I raise my chin and fake a flat, hard smile.

He frowns instantly. “Yeah, um, a little less purse of the lips.” His thumbs gently force my lips to curl upward. “There,” he murmurs, raising his playful eyes to mine.

I feel his thumb remain on the corner of my lips for a second.

I see his smile fade just a fraction as our stares hold.

And all I can think of right now is that I want his lips. I want his hands all over me. Under his shirt that I’m wearing. Between my legs and inside of me.

We stare at each other, and he looks at my mouth like it is all that exists for him right now.

My heart starts pounding.

I’m scared.

His stare is frightening—it’s so blue, so clear, so expectant.
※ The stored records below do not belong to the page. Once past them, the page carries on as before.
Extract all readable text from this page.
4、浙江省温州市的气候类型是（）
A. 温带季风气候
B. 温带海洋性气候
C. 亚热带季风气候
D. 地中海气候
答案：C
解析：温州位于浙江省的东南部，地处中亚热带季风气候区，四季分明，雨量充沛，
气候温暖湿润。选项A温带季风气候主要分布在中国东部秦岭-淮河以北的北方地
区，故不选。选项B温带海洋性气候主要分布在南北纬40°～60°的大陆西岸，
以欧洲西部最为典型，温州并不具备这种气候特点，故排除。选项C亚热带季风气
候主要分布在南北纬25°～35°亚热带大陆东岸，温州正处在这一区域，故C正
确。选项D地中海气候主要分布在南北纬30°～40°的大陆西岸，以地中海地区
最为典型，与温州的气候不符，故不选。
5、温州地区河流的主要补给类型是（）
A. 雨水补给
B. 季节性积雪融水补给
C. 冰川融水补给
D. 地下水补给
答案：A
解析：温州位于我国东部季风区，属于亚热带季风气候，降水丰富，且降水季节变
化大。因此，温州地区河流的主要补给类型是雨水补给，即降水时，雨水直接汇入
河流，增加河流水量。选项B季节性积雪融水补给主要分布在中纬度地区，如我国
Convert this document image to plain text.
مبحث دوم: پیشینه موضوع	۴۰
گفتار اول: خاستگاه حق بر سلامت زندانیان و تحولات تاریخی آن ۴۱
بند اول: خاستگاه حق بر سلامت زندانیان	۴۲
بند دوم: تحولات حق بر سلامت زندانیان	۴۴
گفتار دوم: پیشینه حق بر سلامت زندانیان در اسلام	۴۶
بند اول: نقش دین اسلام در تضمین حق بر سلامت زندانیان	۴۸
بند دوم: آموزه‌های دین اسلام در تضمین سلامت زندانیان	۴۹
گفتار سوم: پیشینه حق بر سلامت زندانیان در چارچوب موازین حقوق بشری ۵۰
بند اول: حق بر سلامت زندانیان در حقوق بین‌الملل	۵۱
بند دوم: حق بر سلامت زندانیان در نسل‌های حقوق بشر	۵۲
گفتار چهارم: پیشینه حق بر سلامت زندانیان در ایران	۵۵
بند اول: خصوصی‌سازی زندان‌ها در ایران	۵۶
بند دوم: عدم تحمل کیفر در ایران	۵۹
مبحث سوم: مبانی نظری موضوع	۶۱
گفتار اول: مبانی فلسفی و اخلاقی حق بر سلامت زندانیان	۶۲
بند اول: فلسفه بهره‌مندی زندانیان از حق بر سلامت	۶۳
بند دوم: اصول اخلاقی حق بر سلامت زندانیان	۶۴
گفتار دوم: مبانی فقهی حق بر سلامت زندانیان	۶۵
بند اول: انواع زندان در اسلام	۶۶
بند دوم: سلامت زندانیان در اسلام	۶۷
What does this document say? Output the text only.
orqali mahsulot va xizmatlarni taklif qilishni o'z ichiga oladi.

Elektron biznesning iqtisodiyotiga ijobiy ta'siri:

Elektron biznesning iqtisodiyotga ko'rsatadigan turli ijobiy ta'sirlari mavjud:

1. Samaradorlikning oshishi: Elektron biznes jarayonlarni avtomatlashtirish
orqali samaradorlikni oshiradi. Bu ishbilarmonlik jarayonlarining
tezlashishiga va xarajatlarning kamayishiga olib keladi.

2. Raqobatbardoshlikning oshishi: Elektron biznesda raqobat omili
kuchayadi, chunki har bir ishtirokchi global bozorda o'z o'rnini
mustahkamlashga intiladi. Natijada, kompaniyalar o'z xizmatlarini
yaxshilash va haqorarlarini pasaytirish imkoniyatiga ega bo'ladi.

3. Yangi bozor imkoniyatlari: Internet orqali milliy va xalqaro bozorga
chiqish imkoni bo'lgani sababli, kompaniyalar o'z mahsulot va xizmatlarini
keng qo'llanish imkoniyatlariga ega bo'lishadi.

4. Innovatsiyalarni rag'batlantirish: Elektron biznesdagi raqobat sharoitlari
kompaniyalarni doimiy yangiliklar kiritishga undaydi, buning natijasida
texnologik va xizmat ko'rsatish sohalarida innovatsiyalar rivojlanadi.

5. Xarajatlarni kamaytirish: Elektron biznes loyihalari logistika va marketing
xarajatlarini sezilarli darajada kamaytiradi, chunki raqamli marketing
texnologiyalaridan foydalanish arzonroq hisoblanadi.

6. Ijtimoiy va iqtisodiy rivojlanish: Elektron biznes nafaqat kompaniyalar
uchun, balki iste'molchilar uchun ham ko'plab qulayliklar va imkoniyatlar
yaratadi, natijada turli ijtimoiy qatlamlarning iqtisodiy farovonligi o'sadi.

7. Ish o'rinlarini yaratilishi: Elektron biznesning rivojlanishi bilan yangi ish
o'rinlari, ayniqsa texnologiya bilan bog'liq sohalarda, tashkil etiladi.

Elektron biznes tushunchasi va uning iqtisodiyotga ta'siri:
So fucking hungry, this guy would eat me up alive and leave no bones to bury.

Slowly…his thumb brushes my lips, removing a little of my lipstick.

My heart almost leaps out of my chest and toward him when I realize he wants my mouth. He wants my mouth bare—with nothing but me.

But I’m so scared I’m trembling. I think of Trent. Of us, on this break.

Finally there’s a good guy who likes me, who might love me. And here is this guy who can have everything he wants and who can take it all away. Who is already such a threat between me and Trent, between me and any other guy.

I cannot get on the Tahoe rollercoaster. Maybe before, when it would be a one-night stand, it was an option.

Now I like him.

Now I care more about him than I care about makeup, jobs, apartments, friends, chocolate.

He’s funny and I think of him often and he’s generous and protective and cocky. And he makes me feel alive. And more than anything—a revelation, really, because a year ago I never thought it possible that we could grow to be this close—I’m too scared to lose his friendship too.

I push myself to my feet, my voice thick with unwanted lust. “I have to go.”

He catches my wrist. “Hey. Stay.”

His blue eyes bore into me, something fiery crackling in their depths that some hidden part of me fiercely responds to with a hot, tight little ache.

Something about the look in his eyes transports me to the Saints’ wedding.

That same rawness is there, that same quiet demand, that same hunger.

When he asked me if I wanted him and I said no.

This moment if he asked me again, I don’t know if my answer would be the same. But then what? Then I’d lose his friendship, and still have the pleasure of watching him womanize his way across the continent?

Thank you, but I deserve better than that. Even Trent is better than that.

“I really have to go.” I pull my wrist free of his grasp and head to the elevators.

I’m already repeatedly pressing the elevator button when he calls my name.

I turn. He’s standing with his legs spread and a look of determination and undiluted frustration on his face. “Do you think about us at all, Regina?”

“Yes.”

His eyes sparkle menacingly.

“But that doesn’t mean I’ll ever do anything about it. You want other things, and I want what you can’t give. So…eat your pie and…get well soon,” I hurry to say as I board the elevator and then turn.

We keep staring all the way until the doors close. And even when the doors close, I hear him slam something hard and growl, “Jesus goddammit fuck!!”